14. Walking after death and loss

From the Camino: On my first pilgrimage to Santiago, while walking with my friend, Fr. Jim Clarke, our conversations often turned to death.

My father had died five years prior, which I had experienced as a very painful loss, but one which I already had a few years over which to grieve. I still had my Mom and was considering how her final years were going to play out. Fr. Jim’s parents, though, had both died just the year before, with enough months between them, to make the loss truly hard-hitting and immediately present to him emotionally.

We didn’t solve anything as we talked. We both spent time remembering, cherishing, regretting and probing the fragile and emotional spaces of our loss. We would put it away for a while, and then return to it, as seemed right at the given moment.

It was an honor for me to walk with Fr. Jim through his recent grief.

 

John 11:32-36 – 32 When Mary came to where Jesus was and saw him, she fell at his feet and said to him, “Lord, if you had been here, my brother would not have died.” 33 When Jesus saw her weeping and the Jews who had come with her weeping, he became perturbed and deeply troubled, 34 and said, “Where have you laid him?” They said to him, “Sir, come and see.” 35 And Jesus wept. 36 So the Jews said, “See how he loved him.

For reflection: The deaths of people who matter to us both form and misshape us. We can move through our grief, learning from its depths, to become people of deep compassion for others, when all goes well. But we can also carry tremendous burdens of sadness, loss and shame as we move beyond our initial mourning, dogged by regrets and even anger.

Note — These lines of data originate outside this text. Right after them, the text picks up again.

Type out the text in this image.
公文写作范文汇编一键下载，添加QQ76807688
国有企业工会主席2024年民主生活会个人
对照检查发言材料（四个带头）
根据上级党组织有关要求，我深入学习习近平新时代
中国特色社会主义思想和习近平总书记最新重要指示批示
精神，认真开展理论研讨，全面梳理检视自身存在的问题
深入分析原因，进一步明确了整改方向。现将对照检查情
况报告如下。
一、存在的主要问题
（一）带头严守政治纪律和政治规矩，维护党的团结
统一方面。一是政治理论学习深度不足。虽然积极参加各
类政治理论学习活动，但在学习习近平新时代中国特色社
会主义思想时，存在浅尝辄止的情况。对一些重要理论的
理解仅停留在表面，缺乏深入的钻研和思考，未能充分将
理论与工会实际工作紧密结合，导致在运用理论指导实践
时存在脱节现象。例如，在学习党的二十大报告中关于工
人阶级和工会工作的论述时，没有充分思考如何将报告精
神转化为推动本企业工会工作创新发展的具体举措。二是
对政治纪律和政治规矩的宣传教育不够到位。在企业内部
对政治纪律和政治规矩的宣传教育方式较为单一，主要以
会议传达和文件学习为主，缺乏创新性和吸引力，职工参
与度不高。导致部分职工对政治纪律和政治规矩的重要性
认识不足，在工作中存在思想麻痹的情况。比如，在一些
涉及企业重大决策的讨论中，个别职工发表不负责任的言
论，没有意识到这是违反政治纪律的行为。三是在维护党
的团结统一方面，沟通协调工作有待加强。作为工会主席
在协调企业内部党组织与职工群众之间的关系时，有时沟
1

It’s a sacred process, grappling with life’s losses, lifting them up for healing and renewal, and choosing to live ourselves. The process, though, can feel other than holy, as wounds, when probed, can be painful, tears can be loosed, and guilt set in. With the brilliant, searing truth of hindsight, we may ask ourselves, “Did I do enough?” And because we’re dealing with the life of a human being, the answer will frequently be “No.” What could possibly be enough for another person?

When we survive others, but guilt and regret overwhelm us, we may profit from walking with Jesus, the Resurrection and the Life, working through our past, living focused in our present, yet carrying hope for an unburdened future. He knew grief from the inside out, both his own, for Lazarus, and that of his friends, Martha and Mary for him, as well.

If there is something to learn from our past mistakes, we can commit to learning it, and then let go of what can no longer be changed, and resolve to be our best selves in the future. Perhaps we might finish the process with the sacrament of reconciliation, which is amply available on the Camino, as none of us should be chained to our deepest regrets, our greatest guilt.

Sometimes, though, our issue isn’t regret. It’s the abyss of loss.

Where the sense of loss overwhelms, we find the space on the Camino to do some of the inner work we need to do, to grieve deeply, to weep until our supply of tears have run dry. When we are ready, we might find a sympathetic ear attached to an attentive and wise heart, repeating this whole process of grieving, weeping and sharing, as often as our hearts requires.

Whenever we call to mind our beloved dead, we walk on hallowed ground.

You might well nt finish the process of grieving on your pilgrimage. For the death of a lifetime spouse, the process can extend for between three and five years. Even so, you may make great strides toward significant healing. The empty place, once so very full, will still be empty, and you will never forget, but the ache might be less, even significantly so.

Eternal rest grant unto him, unto her, oh Lord!…May all the souls of the faithful departed rest in peace!